Mais ce que je comprends grâce à Sara, c’est que les vrais voyages ne sont pas de la frime. Elle, elle ne frime pas. On voyage à l’intérieur aussi, et c’est le principal.

Du coup, je ne culpabilise plus. Ça m’a aidé à faire la paix avec moi-même. Alors merci à toi, Sara, si jamais tu passes par là.
Ok, je ne voyage pas, ok ma vie n’a peut-être pas l’air super palpitante, mais je fais de mon mieux pour faire au mieux.

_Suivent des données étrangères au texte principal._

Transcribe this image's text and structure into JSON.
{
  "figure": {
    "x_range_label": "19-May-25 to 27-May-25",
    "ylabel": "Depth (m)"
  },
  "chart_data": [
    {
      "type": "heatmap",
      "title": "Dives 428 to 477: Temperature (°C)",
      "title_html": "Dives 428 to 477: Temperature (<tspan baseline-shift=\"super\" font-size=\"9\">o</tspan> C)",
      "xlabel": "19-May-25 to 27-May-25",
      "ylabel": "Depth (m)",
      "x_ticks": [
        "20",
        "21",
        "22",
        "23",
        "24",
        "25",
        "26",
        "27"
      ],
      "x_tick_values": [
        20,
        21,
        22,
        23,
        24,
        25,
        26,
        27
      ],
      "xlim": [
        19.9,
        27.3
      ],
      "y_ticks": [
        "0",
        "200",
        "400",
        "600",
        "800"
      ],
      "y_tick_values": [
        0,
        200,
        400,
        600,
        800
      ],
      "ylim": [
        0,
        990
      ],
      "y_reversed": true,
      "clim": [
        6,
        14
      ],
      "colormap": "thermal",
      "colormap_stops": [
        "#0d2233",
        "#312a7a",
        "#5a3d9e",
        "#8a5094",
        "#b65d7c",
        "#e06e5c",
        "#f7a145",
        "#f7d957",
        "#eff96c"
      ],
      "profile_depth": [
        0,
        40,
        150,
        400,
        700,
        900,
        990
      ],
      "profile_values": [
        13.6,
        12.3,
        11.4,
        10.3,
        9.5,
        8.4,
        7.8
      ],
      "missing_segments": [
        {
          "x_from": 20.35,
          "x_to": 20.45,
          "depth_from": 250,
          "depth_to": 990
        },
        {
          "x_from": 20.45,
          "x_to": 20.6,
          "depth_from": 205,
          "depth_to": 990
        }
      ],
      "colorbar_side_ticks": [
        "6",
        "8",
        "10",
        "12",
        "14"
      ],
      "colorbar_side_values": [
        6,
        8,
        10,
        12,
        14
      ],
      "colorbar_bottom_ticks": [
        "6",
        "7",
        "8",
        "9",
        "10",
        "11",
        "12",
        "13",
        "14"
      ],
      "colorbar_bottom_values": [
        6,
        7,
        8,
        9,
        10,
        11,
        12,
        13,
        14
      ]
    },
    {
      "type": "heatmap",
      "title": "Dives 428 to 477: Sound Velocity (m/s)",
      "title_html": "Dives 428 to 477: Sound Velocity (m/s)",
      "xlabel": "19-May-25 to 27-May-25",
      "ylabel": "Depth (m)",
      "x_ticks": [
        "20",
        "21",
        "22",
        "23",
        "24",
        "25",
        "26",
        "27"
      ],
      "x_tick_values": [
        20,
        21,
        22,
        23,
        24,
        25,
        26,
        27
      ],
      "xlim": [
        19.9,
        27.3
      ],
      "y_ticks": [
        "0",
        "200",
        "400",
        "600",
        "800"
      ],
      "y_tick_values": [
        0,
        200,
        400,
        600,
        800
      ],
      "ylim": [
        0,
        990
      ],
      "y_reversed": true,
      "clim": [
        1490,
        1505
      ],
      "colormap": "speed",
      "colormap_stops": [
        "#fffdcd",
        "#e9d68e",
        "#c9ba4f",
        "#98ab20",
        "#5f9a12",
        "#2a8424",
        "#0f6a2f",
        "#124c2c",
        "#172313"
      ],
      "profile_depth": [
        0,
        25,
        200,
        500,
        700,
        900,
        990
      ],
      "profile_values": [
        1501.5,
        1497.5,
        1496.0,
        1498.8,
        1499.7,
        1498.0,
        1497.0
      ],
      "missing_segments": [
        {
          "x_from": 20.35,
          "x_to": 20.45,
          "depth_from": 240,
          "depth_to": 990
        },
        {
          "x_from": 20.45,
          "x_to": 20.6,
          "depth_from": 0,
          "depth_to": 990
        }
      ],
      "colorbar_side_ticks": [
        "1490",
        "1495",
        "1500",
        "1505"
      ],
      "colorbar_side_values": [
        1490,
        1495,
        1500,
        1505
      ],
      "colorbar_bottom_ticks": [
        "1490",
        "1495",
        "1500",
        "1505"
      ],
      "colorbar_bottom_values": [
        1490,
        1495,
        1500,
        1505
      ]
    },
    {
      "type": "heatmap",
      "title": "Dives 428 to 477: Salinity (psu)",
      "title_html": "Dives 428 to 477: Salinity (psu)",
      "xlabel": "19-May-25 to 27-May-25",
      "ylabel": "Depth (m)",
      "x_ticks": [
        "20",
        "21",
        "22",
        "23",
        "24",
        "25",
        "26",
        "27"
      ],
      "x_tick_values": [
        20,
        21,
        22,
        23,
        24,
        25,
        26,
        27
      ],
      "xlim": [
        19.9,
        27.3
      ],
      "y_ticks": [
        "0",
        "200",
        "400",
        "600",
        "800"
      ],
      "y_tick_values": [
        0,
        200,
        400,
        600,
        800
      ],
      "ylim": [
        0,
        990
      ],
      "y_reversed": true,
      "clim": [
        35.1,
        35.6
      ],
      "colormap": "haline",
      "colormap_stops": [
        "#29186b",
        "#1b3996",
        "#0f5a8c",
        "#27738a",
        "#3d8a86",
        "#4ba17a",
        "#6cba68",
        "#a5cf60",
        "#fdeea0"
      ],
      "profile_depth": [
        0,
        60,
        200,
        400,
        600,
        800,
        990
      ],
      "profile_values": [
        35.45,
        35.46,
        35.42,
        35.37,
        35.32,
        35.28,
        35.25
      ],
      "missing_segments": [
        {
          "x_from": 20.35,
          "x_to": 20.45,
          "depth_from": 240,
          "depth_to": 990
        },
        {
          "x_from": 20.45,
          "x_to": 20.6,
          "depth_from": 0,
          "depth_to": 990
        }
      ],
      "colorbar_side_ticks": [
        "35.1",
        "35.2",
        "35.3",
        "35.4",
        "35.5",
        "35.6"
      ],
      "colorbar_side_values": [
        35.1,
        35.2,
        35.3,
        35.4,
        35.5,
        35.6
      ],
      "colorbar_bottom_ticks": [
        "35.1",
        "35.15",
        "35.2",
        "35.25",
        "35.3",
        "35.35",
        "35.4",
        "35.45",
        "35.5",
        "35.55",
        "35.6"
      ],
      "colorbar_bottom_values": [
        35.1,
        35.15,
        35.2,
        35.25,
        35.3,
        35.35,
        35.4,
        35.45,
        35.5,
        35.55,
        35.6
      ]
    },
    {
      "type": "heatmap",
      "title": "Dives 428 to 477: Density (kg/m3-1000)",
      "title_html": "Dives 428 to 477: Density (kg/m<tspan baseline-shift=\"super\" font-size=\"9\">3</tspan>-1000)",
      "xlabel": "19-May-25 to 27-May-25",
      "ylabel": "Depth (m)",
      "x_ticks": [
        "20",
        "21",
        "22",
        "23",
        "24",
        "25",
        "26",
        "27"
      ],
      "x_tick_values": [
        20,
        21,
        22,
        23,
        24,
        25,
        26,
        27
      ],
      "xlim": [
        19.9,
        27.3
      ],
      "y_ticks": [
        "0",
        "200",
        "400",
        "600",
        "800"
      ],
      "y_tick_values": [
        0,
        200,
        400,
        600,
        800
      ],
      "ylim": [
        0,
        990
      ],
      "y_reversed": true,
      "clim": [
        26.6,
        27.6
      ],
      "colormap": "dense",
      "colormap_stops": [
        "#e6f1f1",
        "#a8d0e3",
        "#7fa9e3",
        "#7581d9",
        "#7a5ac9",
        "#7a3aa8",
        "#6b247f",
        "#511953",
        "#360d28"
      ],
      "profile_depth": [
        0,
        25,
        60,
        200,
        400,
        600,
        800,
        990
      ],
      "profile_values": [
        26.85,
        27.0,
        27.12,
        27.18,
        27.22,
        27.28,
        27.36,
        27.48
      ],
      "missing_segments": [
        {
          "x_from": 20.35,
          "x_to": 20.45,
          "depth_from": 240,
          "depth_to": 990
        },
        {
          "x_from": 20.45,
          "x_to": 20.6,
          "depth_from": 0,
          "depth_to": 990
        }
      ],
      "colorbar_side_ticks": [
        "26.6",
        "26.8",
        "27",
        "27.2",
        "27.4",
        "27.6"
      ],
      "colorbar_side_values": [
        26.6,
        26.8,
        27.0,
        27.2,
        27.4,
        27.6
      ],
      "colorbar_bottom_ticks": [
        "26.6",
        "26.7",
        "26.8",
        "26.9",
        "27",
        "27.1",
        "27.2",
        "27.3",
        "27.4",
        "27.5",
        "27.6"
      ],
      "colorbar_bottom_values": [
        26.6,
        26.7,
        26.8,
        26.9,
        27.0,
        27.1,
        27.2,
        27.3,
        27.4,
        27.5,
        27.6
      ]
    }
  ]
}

Même si je ne pars pas à l’autre bout du monde vivre des trucs de dingue, j’essaie quand même de m’enrichir tous les jours intérieurement du mieux que je peux.
C’est modeste, certes, et si ça ne vaut pas la beauté de paysages inconnus ou les frissons de l’aventure… eh bien tant pis. Ce n’est pas grave après tout, ça ne fait pas de moi quelqu’un d’incomplet.

Le seul "voyage" (avec mille guillemets) que je vais me permettre, c’est celui pour aller rencontrer Mirys dans une semaine. Et ça me suffit, je veux dire avec tous les examens et tout… Bon c’est sûr je ne vais pas bien loin, mais tant pis c’est comme ça. Et puis je prends le train alors ça compte, haha !
En plus, c’est ma première rencontre réelle avec quelqu’un d’abord rencontré sur Internet !

Par contre, le truc méga flippant… Enfin "méga flippant". J’ai téléchargé l’application calendrier Google parce que la nouvelle école a décidé de ne plus rien imprimer parce que ça coûtait trop cher (pourtant, hein, j’ose même pas dire à quel point je paye cher mes années mais le cœur y est...) et donc qu’on aurait l’emploi du temps sur Internet.
Donc j’ai synchronisé l’emploi du temps avec l’application… et je me suis aperçue que l’application avait enregistré mon voyage en train ET ma réservation à l’hôtel.

...

Mais j’t’ai rien demandé moi ! D’où tu m’espionnes ? ? Franchement, ça m’a dégoûtée ! Bon ok ce matin j’étais particulièrement énervée, mais cette histoire ça date de plusieurs jours. C’est dingue. Ce petit ton prétentieux de "je te rends service" alors qu’en fait nan c’est juste de l’espionnage pur et dur.

Et là je m’énerve contre un téléphone qui comprend rien du tout à ce qui se passe et qui ne fait que des mises à jour automatiques… J’vais aller manger quelque chose, je crois que ça vaut mieux.